The flat-rate pricing of $0.05 per prompt plus $0.05 per tool call creates some strange incentives that affect how the system works.
If you’ve been following the forums, you’ve probably seen the ongoing discussions about context handling. Many users have noticed changes in how files are included and how context is managed between versions. When asked directly about these changes, the response from the team was:
"here’s what we can share!
we unified chat and composer, having both modes run through a single unified prompt
improved summarization to make it more efficient
new Sonnet 3.7 caused us to do some prompt tuning
also increased context window for 3.7 to 120k and 3.7 max mode to 200k"
This kind of answer, while acknowledging some changes, doesn’t address the specific concerns about how context is actually being handled and what “more efficient” summarization really means for our workflows. @codebase was removed and users are noting that their files aren’t going right into the context window, requiring tool calls (I can’t confirm this, as I haven’t re-subscribed yet).
Here’s my core concern: If Max mode is simply meant to “pass along the cost” of the API (as suggested in the forums), why use flat-rate pricing? Whether I use 10k tokens or 190k tokens in my context window, I pay the same $0.05 per prompt. This creates a situation where Cursor is incentivized to limit what goes into context to control their own costs, even though the expanded context is one of the main selling points of Max mode.
The simple solution? Token-based pricing that mirrors how the API providers actually charge. This would:
- Create perfect alignment between Cursor’s costs and user pricing
- Give users full control over their context usage (and associated costs)
- Remove any incentive for Cursor to limit context for cost reasons
- Provide natural transparency about what’s happening with our context
I understand there are UI considerations and that implementing token-based billing might be complex.
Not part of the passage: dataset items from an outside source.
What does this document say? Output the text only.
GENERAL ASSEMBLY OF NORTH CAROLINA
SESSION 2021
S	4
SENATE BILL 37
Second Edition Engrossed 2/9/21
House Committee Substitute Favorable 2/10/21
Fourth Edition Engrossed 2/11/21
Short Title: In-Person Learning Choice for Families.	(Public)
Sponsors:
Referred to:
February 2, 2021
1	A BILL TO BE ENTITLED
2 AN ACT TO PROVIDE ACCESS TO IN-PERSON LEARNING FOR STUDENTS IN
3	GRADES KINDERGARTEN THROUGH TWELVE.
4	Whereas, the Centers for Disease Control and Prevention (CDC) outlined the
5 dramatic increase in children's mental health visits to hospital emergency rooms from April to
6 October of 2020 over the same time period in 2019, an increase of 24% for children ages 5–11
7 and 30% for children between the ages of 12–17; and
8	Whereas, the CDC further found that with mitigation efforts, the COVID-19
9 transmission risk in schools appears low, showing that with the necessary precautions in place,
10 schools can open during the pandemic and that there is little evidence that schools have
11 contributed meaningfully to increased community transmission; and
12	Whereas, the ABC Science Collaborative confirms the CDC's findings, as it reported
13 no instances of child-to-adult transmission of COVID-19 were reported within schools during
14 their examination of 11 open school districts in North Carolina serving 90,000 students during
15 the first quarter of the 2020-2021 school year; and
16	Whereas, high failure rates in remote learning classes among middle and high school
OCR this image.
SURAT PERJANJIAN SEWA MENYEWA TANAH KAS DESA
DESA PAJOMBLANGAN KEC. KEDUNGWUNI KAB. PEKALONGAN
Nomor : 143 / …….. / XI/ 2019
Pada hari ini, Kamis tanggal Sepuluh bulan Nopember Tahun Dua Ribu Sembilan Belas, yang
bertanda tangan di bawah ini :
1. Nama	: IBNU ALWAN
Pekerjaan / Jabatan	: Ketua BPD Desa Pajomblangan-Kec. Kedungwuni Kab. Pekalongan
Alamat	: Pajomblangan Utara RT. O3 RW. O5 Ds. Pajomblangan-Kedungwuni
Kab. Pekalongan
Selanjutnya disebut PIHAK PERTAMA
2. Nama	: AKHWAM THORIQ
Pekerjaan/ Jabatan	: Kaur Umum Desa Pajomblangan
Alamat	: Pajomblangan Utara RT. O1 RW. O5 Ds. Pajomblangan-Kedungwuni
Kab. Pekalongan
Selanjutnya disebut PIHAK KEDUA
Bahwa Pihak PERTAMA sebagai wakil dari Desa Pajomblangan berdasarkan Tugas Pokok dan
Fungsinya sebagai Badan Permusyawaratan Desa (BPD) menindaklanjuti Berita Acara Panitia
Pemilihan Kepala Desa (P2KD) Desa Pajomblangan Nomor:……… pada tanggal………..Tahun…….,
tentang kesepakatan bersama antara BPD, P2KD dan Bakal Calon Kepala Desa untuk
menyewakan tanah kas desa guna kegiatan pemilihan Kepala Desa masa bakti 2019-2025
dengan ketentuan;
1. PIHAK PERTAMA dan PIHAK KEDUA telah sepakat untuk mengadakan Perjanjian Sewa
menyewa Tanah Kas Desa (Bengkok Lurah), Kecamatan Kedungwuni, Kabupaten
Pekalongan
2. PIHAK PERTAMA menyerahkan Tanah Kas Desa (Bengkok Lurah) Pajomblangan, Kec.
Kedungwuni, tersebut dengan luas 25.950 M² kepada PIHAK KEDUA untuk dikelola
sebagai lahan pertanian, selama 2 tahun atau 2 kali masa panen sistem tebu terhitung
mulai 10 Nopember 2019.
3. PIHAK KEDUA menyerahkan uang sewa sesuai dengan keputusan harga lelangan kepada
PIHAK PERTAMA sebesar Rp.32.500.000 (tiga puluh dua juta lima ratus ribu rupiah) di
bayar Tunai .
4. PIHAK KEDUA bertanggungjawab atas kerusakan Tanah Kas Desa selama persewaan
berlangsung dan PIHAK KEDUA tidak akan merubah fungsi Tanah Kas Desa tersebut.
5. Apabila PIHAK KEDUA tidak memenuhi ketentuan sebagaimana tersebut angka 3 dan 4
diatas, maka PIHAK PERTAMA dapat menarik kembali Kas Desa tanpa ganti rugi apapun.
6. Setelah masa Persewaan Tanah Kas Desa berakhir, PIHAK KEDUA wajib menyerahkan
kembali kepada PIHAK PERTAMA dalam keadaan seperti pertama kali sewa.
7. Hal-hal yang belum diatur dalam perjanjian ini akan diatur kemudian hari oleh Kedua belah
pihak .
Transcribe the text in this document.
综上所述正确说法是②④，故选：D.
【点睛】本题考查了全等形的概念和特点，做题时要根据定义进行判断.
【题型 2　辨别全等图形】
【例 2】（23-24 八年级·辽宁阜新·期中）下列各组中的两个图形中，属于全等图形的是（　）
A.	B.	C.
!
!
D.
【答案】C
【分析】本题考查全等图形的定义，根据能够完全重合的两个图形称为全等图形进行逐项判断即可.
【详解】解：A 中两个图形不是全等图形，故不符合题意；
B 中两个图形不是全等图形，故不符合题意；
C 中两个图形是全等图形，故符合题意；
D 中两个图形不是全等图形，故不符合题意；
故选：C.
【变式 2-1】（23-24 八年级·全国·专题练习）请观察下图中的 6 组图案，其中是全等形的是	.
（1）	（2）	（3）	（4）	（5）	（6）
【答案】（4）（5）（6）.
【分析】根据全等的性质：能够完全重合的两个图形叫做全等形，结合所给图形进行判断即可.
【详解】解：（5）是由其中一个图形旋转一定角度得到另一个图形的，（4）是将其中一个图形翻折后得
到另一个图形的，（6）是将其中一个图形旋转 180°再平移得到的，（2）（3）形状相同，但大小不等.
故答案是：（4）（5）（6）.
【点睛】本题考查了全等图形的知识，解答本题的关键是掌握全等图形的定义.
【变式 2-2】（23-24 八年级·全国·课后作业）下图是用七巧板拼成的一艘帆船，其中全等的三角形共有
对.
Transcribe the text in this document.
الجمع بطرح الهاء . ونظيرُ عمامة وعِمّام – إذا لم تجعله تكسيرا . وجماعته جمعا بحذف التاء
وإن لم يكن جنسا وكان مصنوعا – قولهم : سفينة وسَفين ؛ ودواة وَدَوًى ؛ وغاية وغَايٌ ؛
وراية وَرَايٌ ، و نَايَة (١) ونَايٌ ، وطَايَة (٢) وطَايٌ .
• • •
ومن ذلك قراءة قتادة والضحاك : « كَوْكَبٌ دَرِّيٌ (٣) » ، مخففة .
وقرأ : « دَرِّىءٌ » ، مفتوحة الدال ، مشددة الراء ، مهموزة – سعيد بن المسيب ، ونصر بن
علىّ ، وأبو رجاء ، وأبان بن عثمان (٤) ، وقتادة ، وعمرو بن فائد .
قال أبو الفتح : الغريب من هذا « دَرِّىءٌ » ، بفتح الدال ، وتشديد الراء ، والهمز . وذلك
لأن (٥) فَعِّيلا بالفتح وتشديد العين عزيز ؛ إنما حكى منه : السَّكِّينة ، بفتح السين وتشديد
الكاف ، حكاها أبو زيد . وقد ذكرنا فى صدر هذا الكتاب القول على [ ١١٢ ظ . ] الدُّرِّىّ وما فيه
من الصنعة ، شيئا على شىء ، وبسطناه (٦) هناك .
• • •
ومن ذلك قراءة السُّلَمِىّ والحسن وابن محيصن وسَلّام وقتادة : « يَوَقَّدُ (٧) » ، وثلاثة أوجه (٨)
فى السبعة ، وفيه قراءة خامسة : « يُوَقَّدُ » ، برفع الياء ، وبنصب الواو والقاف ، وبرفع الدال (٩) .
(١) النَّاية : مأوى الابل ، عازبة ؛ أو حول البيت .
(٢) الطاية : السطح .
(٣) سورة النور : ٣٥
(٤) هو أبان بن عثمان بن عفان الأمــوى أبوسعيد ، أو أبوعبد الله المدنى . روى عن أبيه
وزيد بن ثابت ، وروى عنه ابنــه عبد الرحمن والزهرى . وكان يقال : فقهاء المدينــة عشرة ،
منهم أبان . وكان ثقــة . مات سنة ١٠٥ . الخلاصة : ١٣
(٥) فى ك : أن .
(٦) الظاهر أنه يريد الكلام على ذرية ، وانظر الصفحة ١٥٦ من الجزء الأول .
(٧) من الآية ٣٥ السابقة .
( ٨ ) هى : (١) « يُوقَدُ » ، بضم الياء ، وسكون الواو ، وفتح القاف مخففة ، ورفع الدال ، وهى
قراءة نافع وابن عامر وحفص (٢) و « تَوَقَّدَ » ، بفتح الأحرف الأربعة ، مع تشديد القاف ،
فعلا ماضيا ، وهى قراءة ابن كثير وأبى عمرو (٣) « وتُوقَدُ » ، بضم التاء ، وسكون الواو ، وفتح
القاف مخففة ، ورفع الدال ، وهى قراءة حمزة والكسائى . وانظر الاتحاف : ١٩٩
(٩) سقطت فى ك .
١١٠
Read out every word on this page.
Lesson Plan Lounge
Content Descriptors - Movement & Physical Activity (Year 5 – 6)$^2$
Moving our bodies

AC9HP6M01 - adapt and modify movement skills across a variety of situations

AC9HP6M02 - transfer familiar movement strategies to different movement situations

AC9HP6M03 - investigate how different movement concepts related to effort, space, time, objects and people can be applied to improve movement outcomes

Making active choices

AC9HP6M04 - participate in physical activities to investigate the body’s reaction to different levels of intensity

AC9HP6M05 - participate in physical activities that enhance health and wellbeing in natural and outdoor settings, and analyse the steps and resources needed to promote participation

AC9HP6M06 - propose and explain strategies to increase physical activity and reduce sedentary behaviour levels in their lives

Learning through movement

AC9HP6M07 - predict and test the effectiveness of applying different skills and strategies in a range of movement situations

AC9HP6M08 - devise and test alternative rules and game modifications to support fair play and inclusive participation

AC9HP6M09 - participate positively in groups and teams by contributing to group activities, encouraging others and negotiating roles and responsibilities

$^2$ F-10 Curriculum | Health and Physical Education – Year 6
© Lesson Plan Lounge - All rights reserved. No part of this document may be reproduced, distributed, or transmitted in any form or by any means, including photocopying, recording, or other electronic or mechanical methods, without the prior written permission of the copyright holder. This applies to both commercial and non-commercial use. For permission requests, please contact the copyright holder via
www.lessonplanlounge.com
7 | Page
But the current model feels like it’s working against the very benefit Max mode is supposed to provide - expansive context.
What do others think? And Cursor team - would you consider a token-based pricing approach for Max mode in the future?
if you don’t, I’m going to be skeptical of the intentions behind the current pricing. Currently holding off on re-subscribing until this gets at least some sort of response by the team.